Kalem Suresi - 17-33 . Ayet Tefsiri

Ayet


  • اِنَّا بَلَوْنَاهُمْ كَمَا بَلَوْنَٓا اَصْحَابَ الْجَنَّةِۚ اِذْ اَقْسَمُوا لَيَصْرِمُنَّهَا مُصْبِحٖينَۙ
    ﴿١٧﴾
  • وَلَا يَسْتَثْنُونَ
    ﴿١٨﴾
  • فَطَافَ عَلَيْهَا طَٓائِفٌ مِنْ رَبِّكَ وَهُمْ نَٓائِمُونَ
    ﴿١٩﴾
  • فَاَصْبَحَتْ كَالصَّرٖيمِ
    ﴿٢٠﴾
  • فَتَنَادَوْا مُصْبِحٖينَۙ
    ﴿٢١﴾
  • اَنِ اغْدُوا عَلٰى حَرْثِكُمْ اِنْ كُنْتُمْ صَارِمٖينَ
    ﴿٢٢﴾
  • فَانْطَلَقُوا وَهُمْ يَتَخَافَتُونَۙ
    ﴿٢٣﴾
  • اَنْ لَا يَدْخُلَنَّهَا الْيَوْمَ عَلَيْكُمْ مِسْكٖينٌ
    ﴿٢٤﴾
  • وَغَدَوْا عَلٰى حَرْدٍ قَادِرٖينَ
    ﴿٢٥﴾
  • فَلَمَّا رَاَوْهَا قَالُٓوا اِنَّا لَضَٓالُّونَۙ
    ﴿٢٦﴾
  • بَلْ نَحْنُ مَحْرُومُونَ
    ﴿٢٧﴾
  • قَالَ اَوْسَطُهُمْ اَلَمْ اَقُلْ لَكُمْ لَوْلَا تُسَبِّحُونَ
    ﴿٢٨﴾
  • قَالُوا سُبْحَانَ رَبِّنَٓا اِنَّا كُنَّا ظَالِمٖينَ
    ﴿٢٩﴾
  • فَاَقْبَلَ بَعْضُهُمْ عَلٰى بَعْضٍ يَتَلَاوَمُونَ
    ﴿٣٠﴾
  • قَالُوا يَا وَيْلَنَٓا اِنَّا كُنَّا طَاغٖينَ
    ﴿٣١﴾
  • عَسٰى رَبُّنَٓا اَنْ يُبْدِلَنَا خَيْراً مِنْهَٓا اِنَّٓا اِلٰى رَبِّنَا رَاغِبُونَ
    ﴿٣٢﴾
  • كَذٰلِكَ الْعَذَابُؕ وَلَعَذَابُ الْاٰخِرَةِ اَكْبَرُۘ لَوْ كَانُوا يَعْلَمُونَࣖ
    ﴿٣٣﴾

Meal (Kur'an Yolu)


﴾17-18﴿
Biz, vaktiyle şu bahçe sahiplerine belâ verdiğimiz gibi onlara da belâ verdik. Hani bahçe sahipleri, (“Allah izin verirse” gibi) bir kayıt koymaksızın sabah erkenden bahçenin mahsulünü kesinlikle devşireceklerine yemin etmişlerdi.
﴾19-20﴿
Fakat onlar uykudayken rabbin tarafından gelen kuşatıcı bir âfet bahçeyi sarıverdi de bahçe kesilip kurumuş gibi oldu.
﴾21﴿
Sabahleyin birbirlerine şöyle seslendiler:
﴾22﴿
“Eğer devşirecekseniz erkenden tarlanızın başına gidin!”
﴾23﴿
Derken yola koyuldular.

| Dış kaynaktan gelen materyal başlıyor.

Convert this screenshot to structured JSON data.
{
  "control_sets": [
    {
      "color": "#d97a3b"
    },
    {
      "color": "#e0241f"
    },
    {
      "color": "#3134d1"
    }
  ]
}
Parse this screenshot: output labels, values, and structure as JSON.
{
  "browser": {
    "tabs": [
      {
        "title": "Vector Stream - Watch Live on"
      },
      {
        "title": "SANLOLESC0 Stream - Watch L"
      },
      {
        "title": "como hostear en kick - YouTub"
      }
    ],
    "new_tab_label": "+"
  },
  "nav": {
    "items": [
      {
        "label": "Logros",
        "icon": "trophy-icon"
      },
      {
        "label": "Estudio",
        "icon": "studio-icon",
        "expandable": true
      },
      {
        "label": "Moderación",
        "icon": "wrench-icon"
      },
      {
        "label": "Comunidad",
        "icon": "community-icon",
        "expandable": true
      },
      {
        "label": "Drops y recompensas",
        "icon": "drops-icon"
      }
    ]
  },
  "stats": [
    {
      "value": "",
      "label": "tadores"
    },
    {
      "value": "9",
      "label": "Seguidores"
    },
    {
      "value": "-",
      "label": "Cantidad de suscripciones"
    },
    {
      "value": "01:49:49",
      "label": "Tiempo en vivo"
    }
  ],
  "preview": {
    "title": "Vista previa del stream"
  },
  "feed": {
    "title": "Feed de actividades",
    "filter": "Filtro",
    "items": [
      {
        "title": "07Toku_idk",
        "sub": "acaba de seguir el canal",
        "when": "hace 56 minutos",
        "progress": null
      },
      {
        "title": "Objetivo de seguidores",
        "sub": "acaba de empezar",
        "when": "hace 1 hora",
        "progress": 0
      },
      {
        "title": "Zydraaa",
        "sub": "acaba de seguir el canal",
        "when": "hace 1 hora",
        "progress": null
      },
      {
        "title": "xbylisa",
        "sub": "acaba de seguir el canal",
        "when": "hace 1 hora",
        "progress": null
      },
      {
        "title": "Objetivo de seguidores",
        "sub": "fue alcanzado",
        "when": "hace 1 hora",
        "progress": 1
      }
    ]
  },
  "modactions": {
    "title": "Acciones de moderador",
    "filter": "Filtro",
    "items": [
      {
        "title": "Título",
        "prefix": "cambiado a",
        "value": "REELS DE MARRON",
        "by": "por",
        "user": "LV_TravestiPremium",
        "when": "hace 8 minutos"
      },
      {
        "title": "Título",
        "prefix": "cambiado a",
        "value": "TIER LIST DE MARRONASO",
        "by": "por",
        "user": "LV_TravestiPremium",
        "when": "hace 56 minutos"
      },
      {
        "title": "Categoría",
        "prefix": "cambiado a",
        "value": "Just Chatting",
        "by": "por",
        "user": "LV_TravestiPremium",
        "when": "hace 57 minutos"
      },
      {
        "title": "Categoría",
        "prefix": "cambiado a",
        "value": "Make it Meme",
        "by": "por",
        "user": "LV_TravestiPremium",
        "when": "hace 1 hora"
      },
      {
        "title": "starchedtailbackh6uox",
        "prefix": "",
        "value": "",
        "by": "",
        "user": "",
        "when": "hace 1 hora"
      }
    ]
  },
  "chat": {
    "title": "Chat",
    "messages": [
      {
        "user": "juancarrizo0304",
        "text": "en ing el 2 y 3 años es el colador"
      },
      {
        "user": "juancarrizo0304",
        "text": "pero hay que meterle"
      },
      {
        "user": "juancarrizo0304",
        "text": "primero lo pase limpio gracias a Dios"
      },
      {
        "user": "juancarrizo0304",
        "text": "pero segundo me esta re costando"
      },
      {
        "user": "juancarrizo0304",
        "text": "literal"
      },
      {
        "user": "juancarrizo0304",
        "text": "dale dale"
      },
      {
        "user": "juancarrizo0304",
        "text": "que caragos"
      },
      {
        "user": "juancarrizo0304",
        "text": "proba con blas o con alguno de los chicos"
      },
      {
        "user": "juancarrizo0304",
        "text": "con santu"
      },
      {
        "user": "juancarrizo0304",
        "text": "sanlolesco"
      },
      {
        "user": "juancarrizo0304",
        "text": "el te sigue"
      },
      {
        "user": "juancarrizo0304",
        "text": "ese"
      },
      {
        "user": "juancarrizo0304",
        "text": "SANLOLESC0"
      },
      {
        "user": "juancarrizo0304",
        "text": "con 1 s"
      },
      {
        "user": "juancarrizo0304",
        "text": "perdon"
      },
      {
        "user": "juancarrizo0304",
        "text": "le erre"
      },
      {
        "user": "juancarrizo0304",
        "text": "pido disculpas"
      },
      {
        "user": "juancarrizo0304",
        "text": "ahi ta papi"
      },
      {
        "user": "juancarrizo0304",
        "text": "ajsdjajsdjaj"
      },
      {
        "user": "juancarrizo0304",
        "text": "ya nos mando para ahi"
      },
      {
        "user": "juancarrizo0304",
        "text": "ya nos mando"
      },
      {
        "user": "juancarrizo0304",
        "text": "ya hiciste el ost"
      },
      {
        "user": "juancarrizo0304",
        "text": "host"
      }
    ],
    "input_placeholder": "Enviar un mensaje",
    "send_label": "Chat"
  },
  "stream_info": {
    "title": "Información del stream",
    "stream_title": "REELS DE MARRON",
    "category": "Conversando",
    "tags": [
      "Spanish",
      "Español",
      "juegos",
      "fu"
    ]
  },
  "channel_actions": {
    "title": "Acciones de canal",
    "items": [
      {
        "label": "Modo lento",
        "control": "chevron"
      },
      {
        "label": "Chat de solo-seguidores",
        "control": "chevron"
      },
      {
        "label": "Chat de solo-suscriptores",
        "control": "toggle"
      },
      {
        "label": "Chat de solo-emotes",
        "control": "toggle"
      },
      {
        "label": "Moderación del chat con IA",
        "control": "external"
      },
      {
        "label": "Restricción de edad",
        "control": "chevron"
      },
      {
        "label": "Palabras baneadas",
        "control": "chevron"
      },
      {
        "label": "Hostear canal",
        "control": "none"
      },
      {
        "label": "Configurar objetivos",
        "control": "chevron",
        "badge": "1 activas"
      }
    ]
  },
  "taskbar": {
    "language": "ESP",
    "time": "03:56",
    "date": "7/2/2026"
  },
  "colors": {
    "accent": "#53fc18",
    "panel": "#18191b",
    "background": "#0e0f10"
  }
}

Birbirlerine şöyle fısıldıyorlardı:
﴾24﴿
“Aman, bugün orada hiçbir yoksul yanınıza sokulmasın!”
﴾25﴿
Amaçlarını, planladıkları gibi gerçekleştirmek üzere erkenden yola düşüp gittiler.
﴾26-27﴿
Bahçeyi gördüklerinde ise, “Herhalde yanlış yere gelmişiz; yok yok, ürünü kaybetmişiz” dediler.
﴾28﴿
İçlerinden aklı başında olan biri şöyle dedi: “Ben size, ‘Allah’ın yüceliğini dile getirmelisiniz’ dememiş miydim?”
﴾29﴿
Şöyle cevap verdiler: “Rabbimizin şanı yücedir; doğrusu biz haksızlık etmişiz.”
﴾30﴿
Ardından, birbirlerini kınamaya başladılar:
﴾31﴿
“Yazıklar olsun bize!” dediler, “Gerçekten biz azmış ve sapmıştık.
﴾32﴿
Belki rabbimiz bize bunun yerine daha iyisini verir. Biz rabbimizden bunu ­diliyoruz.”
﴾33﴿
İşte ceza budur. Âhiret azabı ise elbette daha büyüktür. Keşke bilselerdi!

Tefsir (Kur'an Yolu)


Bu âyetlerdeki kıssada bir bahçe olayı örnek gösterilerek Allah’ın verdiği nimetlere şükretmeyen Mekke müşrikleri uyarılmaktadır. Rivayete göre geçmişte dindar bir adamın her türlü meyve, ekin ve hurma ağaçları bulunan bir bahçesi vardı. Hasat zamanı geldiğinde fakirleri çağırır, bahçenin ürünlerinden onlara ikramda bulunurdu. Adam ölünce oğulları, aile fertlerinin çokluğunu ileri sürerek yoksulların payını kesmeye ve bahçenin ürününü sabahleyin erkenden gizlice toplamaya karar vermişler, ancak gece gelen bir âfet ürünü imha etmişti (bk. Râzî, XXX, 87). Yüce Allah, Kur’an’da birçok yerde, verdiği nimete şükredenlere daha fazla nimet vereceğini, nankörlük edenleri de cezalandıracağını haber vermiştir (meselâ bk. Nisâ 4/147; İbrâhim 14/7; Lokmân 31/12). Nitekim Hz. Peygamber’i yalancılıkla itham edip getirdiği mesajı reddeden Mekke müşrikleri de peygamber aralarından ayrıldıktan sonra eski refahlarını, özellikle ticarî imkânlarını giderek kaybetmişler, sonunda müslümanlar karşısında varlıkları son bulmuştur.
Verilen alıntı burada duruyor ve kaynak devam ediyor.